Between the years 2003 to 2009, the rate of hospitalizations declined steadily over time in Middlesex-London. These rates were significantly lower than for Ontario and the Peer Group. The rate of hospitalizations increased with age, with the exception of females aged 20 to 44. Due to pregnancy and childbirth, these women had higher rates of hospitalization than any other group. It is noteworthy that these numbers also reflect normal childbirth which is, of course, not a reflection of morbidity in the population. For those 45 years of age and over, males had higher rates of hospitalizations than females.
After pregnancy-related hospitalizations, digestive diseases (including diseases from the mouth through the digestive track) and circulatory system diseases (including diseases related to the heart and blood vessels) were the leading causes of serious illness in Middlesex-London across all age groups. For children in the youngest age group, aged 0 to 9 years, respiratory diseases (diseases related to the lungs and respiratory system) were the leading cause of hospitalization for both males and females. Among males 10 to 19 and 20 to 44 years of age, injury was the leading cause of hospitalization. Among females in the same age groups, pregnancy and childbirth was the leading reason for hospitalization, followed by digestive diseases. The profile of leading causes of hospitalization differed for females and males between the ages of 45 and 64. Digestive diseases, were the leading reason for hospitalization among females, while circulatory diseases, were the leading cause for males. Finally, circulatory diseases were the leading cause of hospitalization for both sexes among those 65 years of age and over.

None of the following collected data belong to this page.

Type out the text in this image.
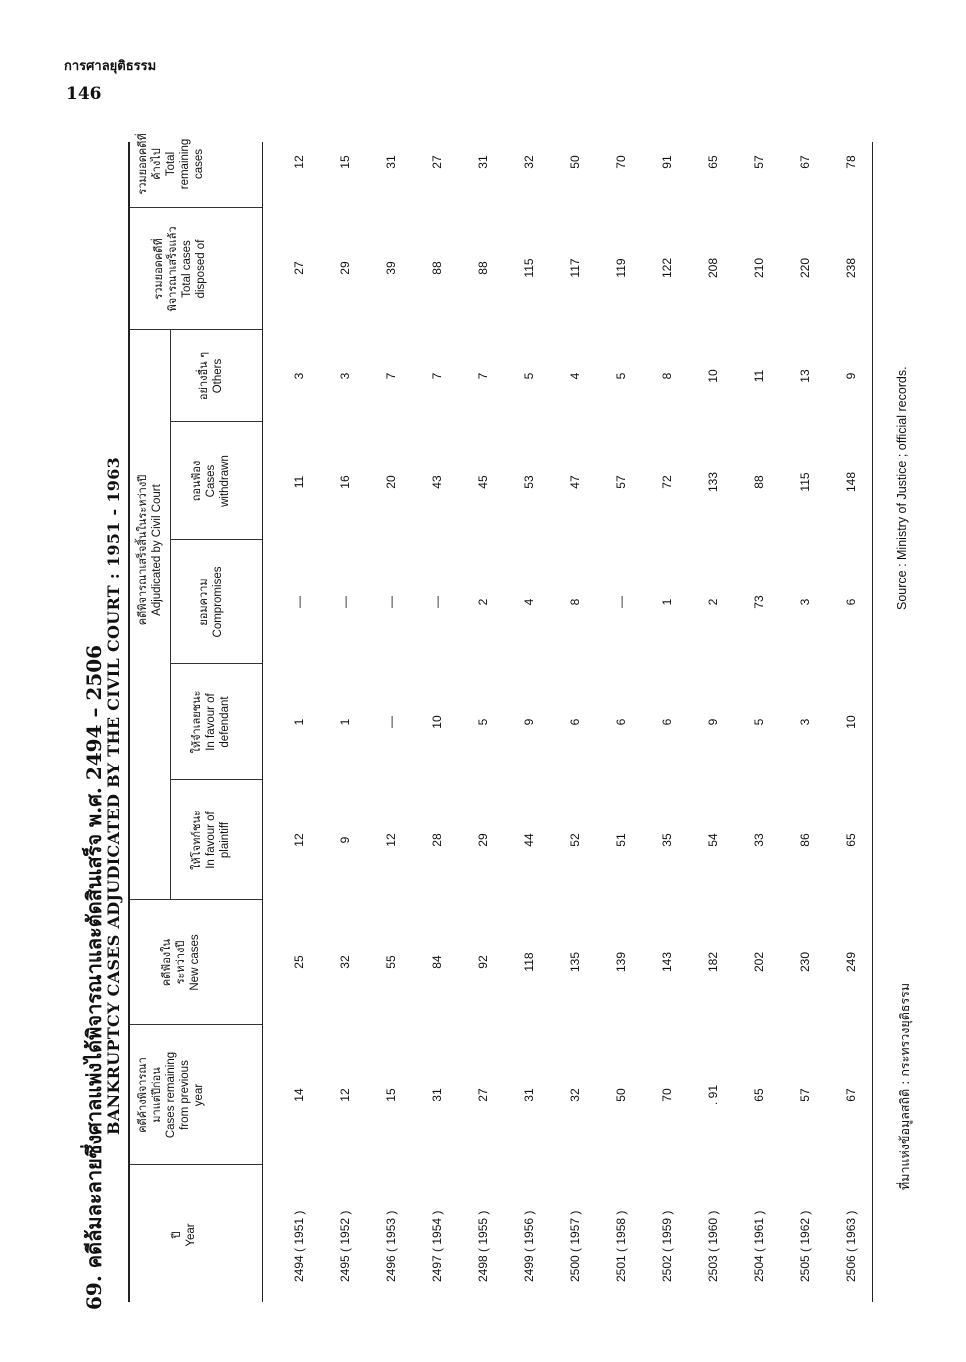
การศาลยุติธรรม
146
69. คดีล้มละลายซึ่งศาลแพ่งได้พิจารณาและตัดสินเสร็จ พ.ศ. 2494 – 2506
BANKRUPTCY CASES ADJUDICATED BY THE CIVIL COURT : 1951 - 1963
ปี Year
คดีค้างพิจารณา มาแต่ปีก่อน Cases remaining from previous year
คดีฟ้องใน ระหว่างปี New cases
คดีพิจารณาเสร็จสิ้นในระหว่างปี Adjudicated by Civil Court
ให้โจทก์ชนะ In favour of plaintiff
ให้จำเลยชนะ In favour of defendant
ยอมความ Compromises
ถอนฟ้อง Cases withdrawn
อย่างอื่น ๆ Others
รวมยอดคดีที่ พิจารณาเสร็จแล้ว Total cases disposed of
รวมยอดคดีที่ ค้างไป Total remaining cases
2494 ( 1951 )
14
25
12
1
—
11
3
27
12
2495 ( 1952 )
12
32
9
1
—
16
3
29
15
2496 ( 1953 )
15
55
12
—
—
20
7
39
31
2497 ( 1954 )
31
84
28
10
—
43
7
88
27
2498 ( 1955 )
27
92
29
5
2
45
7
88
31
2499 ( 1956 )
31
118
44
9
4
53
5
115
32
2500 ( 1957 )
32
135
52
6
8
47
4
117
50
2501 ( 1958 )
50
139
51
6
—
57
5
119
70
2502 ( 1959 )
70
143
35
6
1
72
8
122
91
2503 ( 1960 )
. 91
182
54
9
2
133
10
208
65
2504 ( 1961 )
65
202
33
5
73
88
11
210
57
2505 ( 1962 )
57
230
86
3
3
115
13
220
67
2506 ( 1963 )
67
249
65
10
6
148
9
238
78
ที่มาแห่งข้อมูลสถิติ : กระทรวงยุติธรรม
Source : Ministry of Justice ; official records.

Another proxy measure for the prevalence of illness and disease in a population is self-reported health. Nearly 90% of the population in Middlesex-London rated their own health as good or excellent, and about 70% reported never experiencing activity limitations due to long-term health problems. About 11% of Middlesex-London residents reported experiencing activity limitations due to physical or mental health problems ‘often’, needing help because of them, and perceiving themselves as having poor or fair health.